A couple of months after the failed Pakistani spring-summer of 1999 offensive around Kargil, Kashmir, we happened to travel to both the Pakistani and Indian sides of the Cease-Fire Line. We entered India on foot from Lahore, then made a counter-clockwise loop by public buses, who took us back very close to Pakistan, first through Ladakh, then Kashmir on the Leh-Srinagar Himalayan route, the second highest in the world.


Islamabad, Pakistan, October 1999. Army captain Assad Zafar playing with son while on leave from the Pakistan-India conflict in the Kashmiri Himalayas. Notre ami le capitaine Assad joue avec son fils lors d’un répit du conflit pakistano-indien dans les Himalayas kashmiriens.

Ever since we met them, years ago, our friends Zafar proudly told us about their daughter studying medicine in Iran, their older son in the Pakistani Navy, and their middle one, Assad, an Army captain. The youngest was still at home, and planned for the… air force. On our second visit, Assad was coming home. We expected an arrogant, haughty military. We found a very sensitive human being, playing with baby Cherry he seldom saw, interested in our further traveling. “India is a beautiful country”, he readily said, his mother grumbling in the back. In Europe too, the older French and Belgian generations still feel animosity against Germany.

By middle August, newspapers were still reporting exchanges of artillery fire high in the Himalayas [The Indian Express, Aug. 13, 1999]. Assad laughed, “Sometimes the Indians fire a lot of shelling to get rid of ammunitions, and we do the same.” Encouraged, I attacked, “This is a crazy war, inhospitable terrain, young soldiers, waste of both countries scarce resources”. “I totally agree, but somebody has to do it, so I do it”. Assad plans to write about his experience of fighting in the Himalayas. “Actually, my commanders like that, to have a personal, intellectual project. It’s very hard to keep soldiers motivated.”


Western Himalayas, Jammu & Kashmir, October 1999. Trucks coming down the steep road to Kashmir Valley. La longue, abrupte et dangereuse descente vers la vallée du Cachemire.

From Kargil on, we crossed dozens and dozens of regular and tank trucks, military and civilian, the latter bearing the note “army duty”, most the old Ashok Leyland and Tata type, but some 4X4. At a military post on a plateau, I counted over 200 trucks and hundreds of jerry cans. Due to this heavy traffic, for the last, hair-raising descent to Srinagar, the road had been turned into an alternate one-way, with the typically humorous Indian signs like, “Speed thrills, but kills”, “World’s highest road builders”, or a large A encompassing “lways, lertness, verts, ccidents”.

“Kashmir is now the theatre to whip up the Pan-Islamic fervour that [Ossama bin] Laden is funding”. Did Gurbachan Jagat say that recently? No, the Jammu & Kashmir police chief’s warning came exactly two years before the World Trade Center attacks as reported in the October 4, 1999 weekly India Today which already sported OBL’s now so familiar face on its cover. Bin Laden or not, the Indians and Pakistanis did not wait for him to elaborate on a persistent conflict inherited from Partition. A former Greek-British employer of mine once told me that the British were not kicked out of India but left on their own because they felt it was the right time. It seems they left the right way too — how can we not see a track of intractable conflicts left by an old imperial power sowing seeds of division to keep two nations shaky even without direct control, Cyprus, Northern Ireland, Palestine.

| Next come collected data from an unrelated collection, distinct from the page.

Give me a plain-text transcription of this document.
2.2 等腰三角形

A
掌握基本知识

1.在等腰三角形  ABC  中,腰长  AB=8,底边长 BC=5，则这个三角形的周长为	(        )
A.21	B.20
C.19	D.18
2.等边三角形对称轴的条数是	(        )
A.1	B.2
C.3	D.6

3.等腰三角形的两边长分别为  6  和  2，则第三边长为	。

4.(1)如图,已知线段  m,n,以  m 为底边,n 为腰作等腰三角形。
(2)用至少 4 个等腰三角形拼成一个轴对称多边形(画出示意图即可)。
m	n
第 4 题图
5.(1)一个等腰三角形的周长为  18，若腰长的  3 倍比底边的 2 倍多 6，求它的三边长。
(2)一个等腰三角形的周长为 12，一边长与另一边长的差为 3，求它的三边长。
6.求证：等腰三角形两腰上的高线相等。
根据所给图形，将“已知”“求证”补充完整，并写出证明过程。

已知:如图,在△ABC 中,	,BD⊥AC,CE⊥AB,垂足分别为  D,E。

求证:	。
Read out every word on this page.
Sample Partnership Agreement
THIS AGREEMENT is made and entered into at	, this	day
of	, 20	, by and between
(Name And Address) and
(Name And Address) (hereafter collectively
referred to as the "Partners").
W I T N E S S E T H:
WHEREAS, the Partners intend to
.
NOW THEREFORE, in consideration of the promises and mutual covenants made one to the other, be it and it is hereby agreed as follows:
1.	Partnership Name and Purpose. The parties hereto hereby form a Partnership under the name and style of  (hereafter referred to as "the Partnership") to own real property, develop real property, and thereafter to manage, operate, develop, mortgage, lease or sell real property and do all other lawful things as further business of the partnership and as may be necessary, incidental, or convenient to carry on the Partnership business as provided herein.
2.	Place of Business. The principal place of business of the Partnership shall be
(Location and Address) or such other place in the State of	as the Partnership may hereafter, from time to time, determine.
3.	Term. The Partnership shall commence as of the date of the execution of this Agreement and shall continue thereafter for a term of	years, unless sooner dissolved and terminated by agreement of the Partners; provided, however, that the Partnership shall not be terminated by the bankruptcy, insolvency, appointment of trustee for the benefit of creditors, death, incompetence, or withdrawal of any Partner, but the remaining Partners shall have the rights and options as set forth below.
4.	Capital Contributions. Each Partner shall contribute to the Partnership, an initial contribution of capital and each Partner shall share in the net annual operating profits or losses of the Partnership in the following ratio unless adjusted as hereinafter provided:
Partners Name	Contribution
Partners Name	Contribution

Lake Dal, Srinagar, October 1999. On the huge lake, early morning commute… Sur l’immense lac, la navette matinale…


Lake Dal, Srinagar, October 1999. … schoolboy paddling to school … les écoliers vont l’école…

Like in every area of conflict, life goes on as usual on huge Dal Lake, Kashmir’s showcase right in its capital. Early risers paddle to work along the lake’s many waterways, children paddle to school, women walk to the market. We met Fatimah on the main causeway crossing the lake. With a beautiful smile, she asked us to carry her 25-kg flour sack on the rack of my bicycle. She kept walking and laughing with her companions. From my advantage position, I extorted a picture, always a difficult affair with a Muslim woman. I won the picture but lost her smile.


Lake Dal, Srinagar, October 1999. … woman returning from the market … et les femmes au marché.

Up in the Himalayas too, we had had only one very simple control on the 2-day long route, where an officer asked us to write down our data in the same old register. The assault by tourist-hungry Srinagar hoteliers was far more intimidating, unlike anything we had ever seen. They tried to recruit us as far as Kargil (over 200 km away), then boarded our bus several kilometers before the city, managed to snatch the only other foreign couple — we saw them being herded in a minivan to the “best boat-house” of the whole lake . We clang to our seats, turning a deaf ear to the siren’s chant. Appalled and embarrassed by these gangsters’ methods, our fellow passengers and the driver came to our rescue and heroically managed to expel them. At the bus terminal we had more fight as others awaited us, even enrolling the collaboration of the police.